祭りは伝統行事に親しむ新春の世代交流イベントとして5年前から実施。同町郷之口区の老人クラブ「郷寿会」(上田明男会長)の協力で、青竹を組んだやぐらを用意。そこに各クラスの代表が児童らの書き初めを集めてとんどにくくりつけた。
点火に先立ち、全児童から事前に募った「今年の希望の一字」が披露された。森下校長が1・5㍍四方の和紙に「心」の1字を書き初めし、「ハートの町に住んでいる子供たちが考えた素晴らしい文字。心には善となる良い心と、良くない心があるが、善の心を育ててほしい」と呼び掛けた。
郷寿会メンバーの今西利行さんがとんど(左義長)のいわれを紹介し、「今年の干支の方向、東北東にとんどが倒れるとみんなの願いがかなう」と語った。上田会長、PTA本部役員の向井塁子さん、児童会本部役員の黒川芽玖さん(6年)、向山芯くん(6年)が点火を行った。
破裂音を響かせながらとんどが高く燃え上がると、子供たちから歓声が上がった。偶然にもとんどが東北東に倒れ、子供のみならず大人たちもも喜びの表情を見せた。

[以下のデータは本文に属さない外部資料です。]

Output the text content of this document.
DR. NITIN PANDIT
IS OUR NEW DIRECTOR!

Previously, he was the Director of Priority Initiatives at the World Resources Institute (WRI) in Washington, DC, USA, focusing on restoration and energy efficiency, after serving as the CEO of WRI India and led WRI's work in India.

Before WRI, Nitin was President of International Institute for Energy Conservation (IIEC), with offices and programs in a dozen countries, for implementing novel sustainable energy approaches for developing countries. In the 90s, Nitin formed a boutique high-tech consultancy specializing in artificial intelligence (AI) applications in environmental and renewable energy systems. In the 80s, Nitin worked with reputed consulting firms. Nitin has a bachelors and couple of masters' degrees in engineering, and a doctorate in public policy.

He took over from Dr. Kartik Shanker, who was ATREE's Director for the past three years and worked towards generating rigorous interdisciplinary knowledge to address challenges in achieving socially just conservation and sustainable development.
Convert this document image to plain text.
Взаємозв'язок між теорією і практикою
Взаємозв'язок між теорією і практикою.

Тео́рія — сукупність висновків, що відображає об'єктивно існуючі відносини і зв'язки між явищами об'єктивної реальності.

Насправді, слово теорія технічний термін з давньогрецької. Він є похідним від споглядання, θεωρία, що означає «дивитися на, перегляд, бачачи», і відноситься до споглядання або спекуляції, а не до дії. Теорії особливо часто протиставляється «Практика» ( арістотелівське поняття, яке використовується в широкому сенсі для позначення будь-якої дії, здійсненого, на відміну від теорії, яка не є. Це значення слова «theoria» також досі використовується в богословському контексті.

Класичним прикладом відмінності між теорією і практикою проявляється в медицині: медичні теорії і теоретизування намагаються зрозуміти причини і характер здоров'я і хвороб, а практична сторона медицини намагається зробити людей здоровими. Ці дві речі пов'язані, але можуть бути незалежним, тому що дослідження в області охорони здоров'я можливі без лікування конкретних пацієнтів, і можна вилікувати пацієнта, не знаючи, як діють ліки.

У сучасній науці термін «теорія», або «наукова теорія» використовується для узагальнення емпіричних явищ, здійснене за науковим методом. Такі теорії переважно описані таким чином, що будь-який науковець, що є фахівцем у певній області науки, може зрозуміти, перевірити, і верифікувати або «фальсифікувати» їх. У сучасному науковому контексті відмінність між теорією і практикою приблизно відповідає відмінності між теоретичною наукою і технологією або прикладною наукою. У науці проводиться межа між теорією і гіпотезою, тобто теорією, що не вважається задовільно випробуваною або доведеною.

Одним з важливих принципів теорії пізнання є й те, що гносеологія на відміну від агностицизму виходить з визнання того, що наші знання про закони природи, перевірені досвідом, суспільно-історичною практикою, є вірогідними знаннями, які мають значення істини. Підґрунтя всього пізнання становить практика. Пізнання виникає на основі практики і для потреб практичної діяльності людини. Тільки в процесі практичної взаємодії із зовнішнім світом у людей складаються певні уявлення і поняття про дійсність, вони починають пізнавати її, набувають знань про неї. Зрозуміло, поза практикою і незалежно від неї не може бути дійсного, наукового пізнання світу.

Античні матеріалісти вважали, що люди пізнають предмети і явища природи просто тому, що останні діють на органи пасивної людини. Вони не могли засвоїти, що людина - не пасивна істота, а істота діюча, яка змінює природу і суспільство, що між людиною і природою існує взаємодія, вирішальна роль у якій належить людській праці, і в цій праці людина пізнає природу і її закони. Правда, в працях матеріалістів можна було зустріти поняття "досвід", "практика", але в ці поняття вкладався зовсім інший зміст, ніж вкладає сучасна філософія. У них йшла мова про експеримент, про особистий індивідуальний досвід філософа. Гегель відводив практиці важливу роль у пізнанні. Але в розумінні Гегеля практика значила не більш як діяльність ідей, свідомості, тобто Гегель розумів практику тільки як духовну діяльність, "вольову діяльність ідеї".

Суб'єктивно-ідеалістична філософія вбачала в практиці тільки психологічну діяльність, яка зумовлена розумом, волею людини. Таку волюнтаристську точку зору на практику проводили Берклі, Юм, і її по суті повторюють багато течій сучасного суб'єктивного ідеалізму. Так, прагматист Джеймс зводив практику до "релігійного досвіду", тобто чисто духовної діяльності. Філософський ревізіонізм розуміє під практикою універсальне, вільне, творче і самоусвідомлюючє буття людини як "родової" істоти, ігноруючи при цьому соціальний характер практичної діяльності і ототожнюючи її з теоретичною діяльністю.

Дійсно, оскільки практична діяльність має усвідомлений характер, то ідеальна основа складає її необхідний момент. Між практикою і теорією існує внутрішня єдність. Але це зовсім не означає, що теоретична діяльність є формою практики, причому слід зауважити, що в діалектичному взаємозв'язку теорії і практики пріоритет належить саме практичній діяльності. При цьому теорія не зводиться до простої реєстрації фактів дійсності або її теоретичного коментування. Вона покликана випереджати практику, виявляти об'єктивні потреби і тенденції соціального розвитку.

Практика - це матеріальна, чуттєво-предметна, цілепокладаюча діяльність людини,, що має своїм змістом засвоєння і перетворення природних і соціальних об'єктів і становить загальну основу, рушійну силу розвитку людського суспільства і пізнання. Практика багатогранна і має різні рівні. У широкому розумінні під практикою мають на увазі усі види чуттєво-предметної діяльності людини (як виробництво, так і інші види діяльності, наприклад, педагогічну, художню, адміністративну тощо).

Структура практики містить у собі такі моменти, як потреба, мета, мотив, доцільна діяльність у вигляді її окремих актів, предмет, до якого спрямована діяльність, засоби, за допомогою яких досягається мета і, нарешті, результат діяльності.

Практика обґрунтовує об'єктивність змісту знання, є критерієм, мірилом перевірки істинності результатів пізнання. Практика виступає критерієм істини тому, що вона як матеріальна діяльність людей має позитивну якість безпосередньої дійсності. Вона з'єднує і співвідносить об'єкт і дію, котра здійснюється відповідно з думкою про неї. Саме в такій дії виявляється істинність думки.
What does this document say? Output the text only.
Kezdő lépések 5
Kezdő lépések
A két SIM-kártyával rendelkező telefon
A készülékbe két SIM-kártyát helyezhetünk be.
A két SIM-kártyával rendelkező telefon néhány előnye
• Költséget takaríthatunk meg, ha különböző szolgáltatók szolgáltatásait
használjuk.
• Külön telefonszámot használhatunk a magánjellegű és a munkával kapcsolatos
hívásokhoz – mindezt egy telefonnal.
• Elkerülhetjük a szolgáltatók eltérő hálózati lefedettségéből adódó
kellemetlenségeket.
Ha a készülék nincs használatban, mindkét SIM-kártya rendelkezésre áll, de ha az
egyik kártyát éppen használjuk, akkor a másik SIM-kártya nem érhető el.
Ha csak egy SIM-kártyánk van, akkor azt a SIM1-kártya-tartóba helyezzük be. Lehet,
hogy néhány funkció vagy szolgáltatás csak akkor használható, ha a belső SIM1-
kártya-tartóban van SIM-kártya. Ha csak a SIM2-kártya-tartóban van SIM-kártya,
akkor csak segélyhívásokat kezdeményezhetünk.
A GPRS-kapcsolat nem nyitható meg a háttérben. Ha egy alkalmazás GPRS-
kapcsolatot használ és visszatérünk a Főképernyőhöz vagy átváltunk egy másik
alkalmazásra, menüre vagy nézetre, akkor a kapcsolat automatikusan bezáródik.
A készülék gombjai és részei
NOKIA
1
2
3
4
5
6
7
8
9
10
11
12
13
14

また、PTAによる豚汁の振る舞いもあり、校庭に笑顔が広がった。
3年生の伊藤紘輝くん(9)は燃え盛るとんどを見て「音(破裂音)が大きくてびっくりした」と話した。また豚汁の振る舞いに中井優里さん(9)は「美味しい」と笑顔を弾ませた。
このほか、宇治田原小学校では書き初め展・焼き物展が行われ、維孝館中学校ではふれあい教室(1年)、まちづくり学習(3年)が行われた。